Problem statement. Despite high accuracy on public benchmarks, deep models degrade in real‑world edge cases: fading, dirt, graffiti, occlusions by foliage, snow or fog, and strong off‑axis viewpoints. Moreover, condition assessment requires quantified metrics — colour difference, glyph legibility and contrast, geometric deformation and retroreflectivity — rather than a coarse «good / damaged» label.

Purpose. To consolidate approaches for automated inspection, compare their strengths and limitations under realistic constraints, and outline an edge–cloud architecture that minimizes manual effort while meeting regulatory tolerances.

Materials and methods. We consider a spectrum of methods — from color/shape rules and classical hand-crafted features (HOG-SVM, SIFT-SVM) to single-stage object detectors (YOLOv8, SSD), two-stage detectors (Faster R-CNN, Mask R-CNN), and multi-task as well as multimodal approaches that incorporate depth maps (LiDAR/stereo).
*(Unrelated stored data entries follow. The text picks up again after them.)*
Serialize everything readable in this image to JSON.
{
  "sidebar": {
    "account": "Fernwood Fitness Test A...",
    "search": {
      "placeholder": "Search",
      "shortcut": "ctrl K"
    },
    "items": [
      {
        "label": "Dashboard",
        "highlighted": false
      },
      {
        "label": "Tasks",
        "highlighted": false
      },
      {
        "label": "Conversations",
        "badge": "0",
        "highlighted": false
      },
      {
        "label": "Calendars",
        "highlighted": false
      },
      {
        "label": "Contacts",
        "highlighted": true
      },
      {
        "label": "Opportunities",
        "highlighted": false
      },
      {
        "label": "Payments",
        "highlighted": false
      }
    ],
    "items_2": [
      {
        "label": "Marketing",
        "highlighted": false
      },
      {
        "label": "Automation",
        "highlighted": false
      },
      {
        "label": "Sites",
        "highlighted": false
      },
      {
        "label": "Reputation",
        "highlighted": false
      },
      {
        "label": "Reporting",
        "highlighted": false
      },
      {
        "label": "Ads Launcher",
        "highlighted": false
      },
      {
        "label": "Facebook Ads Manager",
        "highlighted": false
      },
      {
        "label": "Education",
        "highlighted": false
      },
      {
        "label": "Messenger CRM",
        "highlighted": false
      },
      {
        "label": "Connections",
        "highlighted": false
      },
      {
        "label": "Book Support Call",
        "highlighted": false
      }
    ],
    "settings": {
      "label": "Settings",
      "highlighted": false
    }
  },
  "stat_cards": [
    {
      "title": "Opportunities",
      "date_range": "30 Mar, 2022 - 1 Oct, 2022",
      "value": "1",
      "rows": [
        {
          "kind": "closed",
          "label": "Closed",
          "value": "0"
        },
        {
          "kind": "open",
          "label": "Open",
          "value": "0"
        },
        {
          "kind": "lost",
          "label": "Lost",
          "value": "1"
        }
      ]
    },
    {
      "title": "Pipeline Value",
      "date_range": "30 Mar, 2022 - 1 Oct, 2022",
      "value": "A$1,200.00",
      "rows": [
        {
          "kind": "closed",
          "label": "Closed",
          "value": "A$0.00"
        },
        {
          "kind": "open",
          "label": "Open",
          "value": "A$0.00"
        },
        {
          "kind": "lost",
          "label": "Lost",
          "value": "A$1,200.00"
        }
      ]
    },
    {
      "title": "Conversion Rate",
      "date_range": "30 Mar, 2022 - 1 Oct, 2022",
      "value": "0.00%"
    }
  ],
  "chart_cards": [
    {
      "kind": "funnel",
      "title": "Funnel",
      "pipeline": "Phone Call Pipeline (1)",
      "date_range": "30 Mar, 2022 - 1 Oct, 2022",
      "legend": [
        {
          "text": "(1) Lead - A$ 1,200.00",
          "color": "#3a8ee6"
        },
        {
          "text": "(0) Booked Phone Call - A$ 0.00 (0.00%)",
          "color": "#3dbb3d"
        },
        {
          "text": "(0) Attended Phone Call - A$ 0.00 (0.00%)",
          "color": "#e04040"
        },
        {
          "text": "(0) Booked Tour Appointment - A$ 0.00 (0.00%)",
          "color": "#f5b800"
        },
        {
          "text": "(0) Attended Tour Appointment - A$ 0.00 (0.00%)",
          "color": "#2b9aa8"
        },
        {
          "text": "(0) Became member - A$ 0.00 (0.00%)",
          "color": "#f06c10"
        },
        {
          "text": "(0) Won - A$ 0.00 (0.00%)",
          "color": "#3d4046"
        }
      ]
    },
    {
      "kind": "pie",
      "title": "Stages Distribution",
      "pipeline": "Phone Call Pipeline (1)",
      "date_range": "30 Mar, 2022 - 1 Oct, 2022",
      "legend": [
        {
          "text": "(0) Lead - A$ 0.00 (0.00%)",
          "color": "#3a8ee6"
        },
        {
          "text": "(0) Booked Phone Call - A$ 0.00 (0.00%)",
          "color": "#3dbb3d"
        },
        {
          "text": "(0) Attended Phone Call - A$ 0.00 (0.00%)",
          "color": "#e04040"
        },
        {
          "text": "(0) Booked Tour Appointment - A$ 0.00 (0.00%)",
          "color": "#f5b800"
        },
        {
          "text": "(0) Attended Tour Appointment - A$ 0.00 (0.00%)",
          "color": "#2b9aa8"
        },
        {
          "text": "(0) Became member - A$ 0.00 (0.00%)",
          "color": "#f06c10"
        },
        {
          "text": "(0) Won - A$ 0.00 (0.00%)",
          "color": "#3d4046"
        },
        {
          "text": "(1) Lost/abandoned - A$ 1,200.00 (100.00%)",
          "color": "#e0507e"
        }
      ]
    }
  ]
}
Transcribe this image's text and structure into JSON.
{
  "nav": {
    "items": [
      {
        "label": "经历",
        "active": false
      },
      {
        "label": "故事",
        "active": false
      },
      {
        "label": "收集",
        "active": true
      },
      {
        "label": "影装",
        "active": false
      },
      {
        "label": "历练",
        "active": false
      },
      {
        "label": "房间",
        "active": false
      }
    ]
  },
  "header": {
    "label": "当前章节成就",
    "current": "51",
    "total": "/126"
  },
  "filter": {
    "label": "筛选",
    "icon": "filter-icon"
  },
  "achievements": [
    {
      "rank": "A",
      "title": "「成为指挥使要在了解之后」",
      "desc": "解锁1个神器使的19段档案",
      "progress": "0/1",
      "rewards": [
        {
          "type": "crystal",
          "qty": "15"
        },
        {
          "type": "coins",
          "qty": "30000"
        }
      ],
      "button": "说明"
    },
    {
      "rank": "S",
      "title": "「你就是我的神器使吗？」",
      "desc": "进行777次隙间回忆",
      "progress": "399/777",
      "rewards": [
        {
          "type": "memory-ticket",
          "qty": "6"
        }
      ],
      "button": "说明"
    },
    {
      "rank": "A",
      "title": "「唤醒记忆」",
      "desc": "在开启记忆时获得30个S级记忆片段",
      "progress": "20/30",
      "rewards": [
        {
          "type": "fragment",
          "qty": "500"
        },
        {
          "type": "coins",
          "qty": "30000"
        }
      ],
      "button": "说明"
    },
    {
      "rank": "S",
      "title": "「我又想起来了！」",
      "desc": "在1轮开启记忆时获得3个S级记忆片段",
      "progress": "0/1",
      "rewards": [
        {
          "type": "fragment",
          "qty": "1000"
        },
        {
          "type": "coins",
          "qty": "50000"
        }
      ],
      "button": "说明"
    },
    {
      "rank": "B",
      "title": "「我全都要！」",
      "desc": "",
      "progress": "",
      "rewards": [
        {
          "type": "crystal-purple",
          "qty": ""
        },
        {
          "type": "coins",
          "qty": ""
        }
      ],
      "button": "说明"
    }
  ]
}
For quantitative condition assessment, we describe conversion to the CIELAB color space after Gray-World or Shades-of-Grey white balancing, the use of physics-guided networks to estimate retroreflectivity, and the evaluation metrics employed (mAP for recognition, RMSE for condition regression, FPS on Jetson-NX).

Results. Based on aggregated data, single- and two-stage deep detectors deliver mAP of 0.95 – 0.97, while multi-task/multimodal pipelines achieve the lowest error in condition estimation (RMSE 0.05 – 0.08). On edge devices, 18 – 35 fps is attainable (architecture-dependent), enabling on-device processing with subsequent offloading of candidate frames for heavy segmentation in the cloud. The proposed architecture combines a lightweight on-board YOLOv8-Nano detector (~28 fps) with cloud modules for segmentation and photometric analysis; contrastive pretraining on 20,000 unlabeled patches reduces labeling needs by ~60%, and an inexpensive solid-state LiDAR improves damage-class accuracy and enables tilt/roll measurement with ±2° precision.

Conclusions. AI‑assisted inspection substantially increases the frequency and objectivity of assessments, shortens maintenance cycles and creates the basis for data‑driven asset management. Future priorities include expanding open datasets with authentic degradation patterns, improving physics‑guided networks for direct retroreflectivity estimation, and conducting longitudinal studies to quantify safety and economic benefits.